Researchers noted that montelukast has anti-inflammatory effects and has shown potential antiviral activity against SARS-CoV-2 in in vitro studies. However, the clinical trial results did not support these findings in the context of mild to moderate COVID-19.
Expert Commentary
Russell Rothman, MD, MPP, the Ingram Professor of Integrative and Population Health and Senior Vice President of Population and Public Health at VUMC, stated, "This randomized trial has demonstrated that montelukast does not appear to be helpful in treating COVID-19 in the outpatient setting."

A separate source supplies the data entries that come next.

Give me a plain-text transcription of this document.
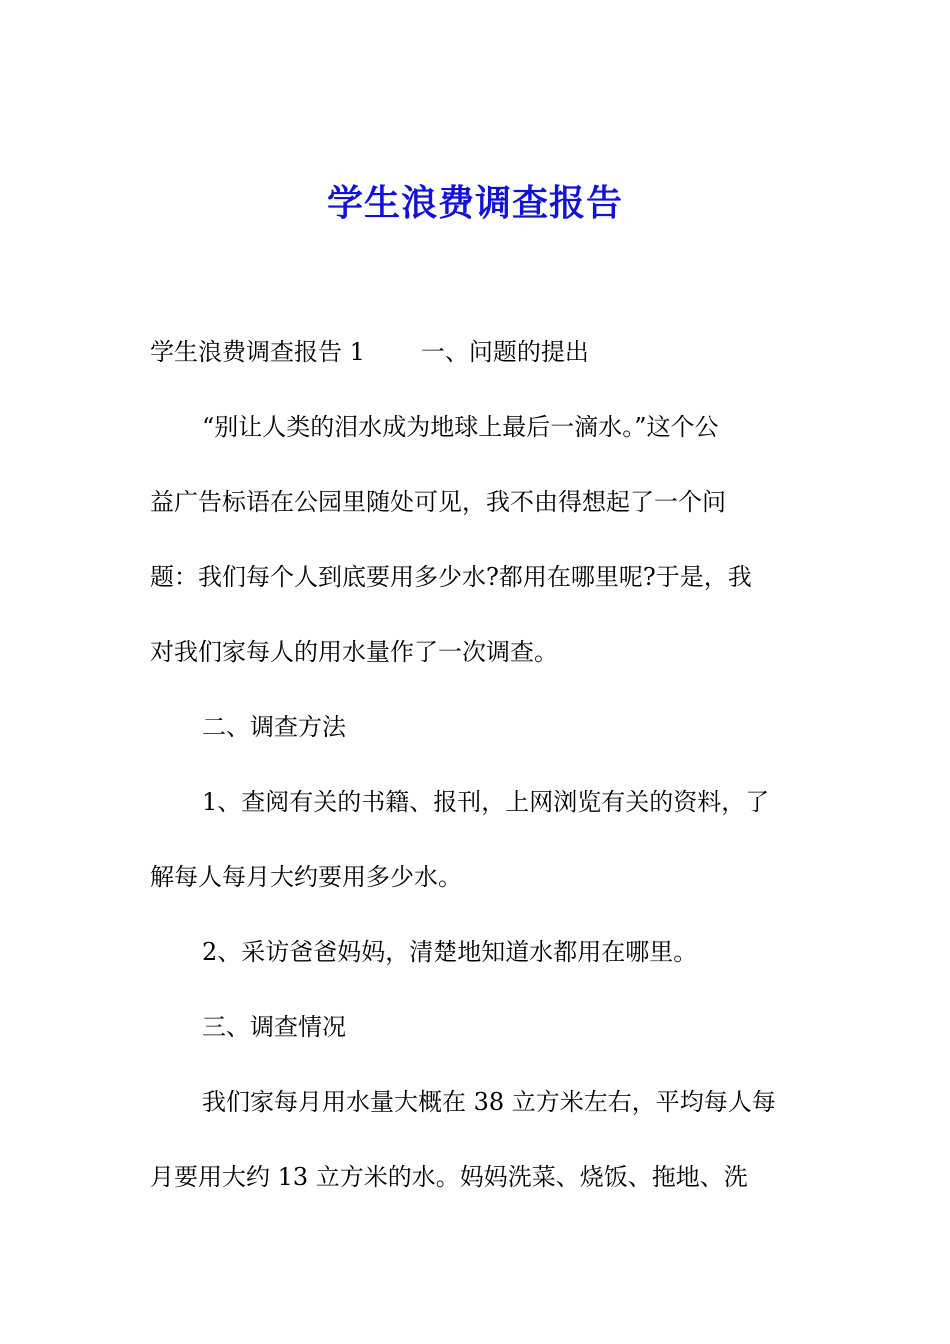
学生浪费调查报告
学生浪费调查报告 1 一、问题的提出
“别让人类的泪水成为地球上最后一滴水。”这个公
益广告标语在公园里随处可见，我不由得想起了一个问
题：我们每个人到底要用多少水?都用在哪里呢?于是，我
对我们家每人的用水量作了一次调查。
二、调查方法
1、查阅有关的书籍、报刊，上网浏览有关的资料，了
解每人每月大约要用多少水。
2、采访爸爸妈妈，清楚地知道水都用在哪里。
三、调查情况
我们家每月用水量大概在 38 立方米左右，平均每人每
月要用大约 13 立方米的水。妈妈洗菜、烧饭、拖地、洗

Christopher Lindsell, PhD, professor and co-chief of the Division of Biostatistics and Bioinformatics at Duke University School of Medicine and director of DCRI Data Science and Biostatistics, emphasized the importance of negative results, saying, "Knowing that a treatment doesn’t work is as crucial as knowing it does. It prevents unnecessary use and potential harm."
Implications for COVID-19 Treatment
The study's findings contribute to the growing body of evidence regarding potential treatments for COVID-19. While several antiviral drugs have been developed for hospitalized patients, effective therapies for those with milder symptoms remain limited. The ACTIV-6 platform continues to evaluate other repurposed medications in the hope of identifying effective outpatient treatments.
Trial Limitations
The study authors noted several limitations, including the relatively low number of clinical events observed, which limited the ability to evaluate the treatment effect of montelukast on relevant clinical outcomes. Additionally, the decentralized trial approach introduced a delay between enrollment and receipt of the study drug, which could be significant for a proposed antiviral mechanism of action. The median time from symptom onset to receiving the study drug was 5 days, with 90.2% of patients receiving it within 7 days.
Conclusion
The ACTIV-6 trial demonstrated that montelukast does not improve the time to sustained recovery in outpatient adults with mild to moderate COVID-19. These findings do not support the use of montelukast for this indication. Further research is needed to identify effective and accessible treatments for managing COVID-19 in the outpatient setting.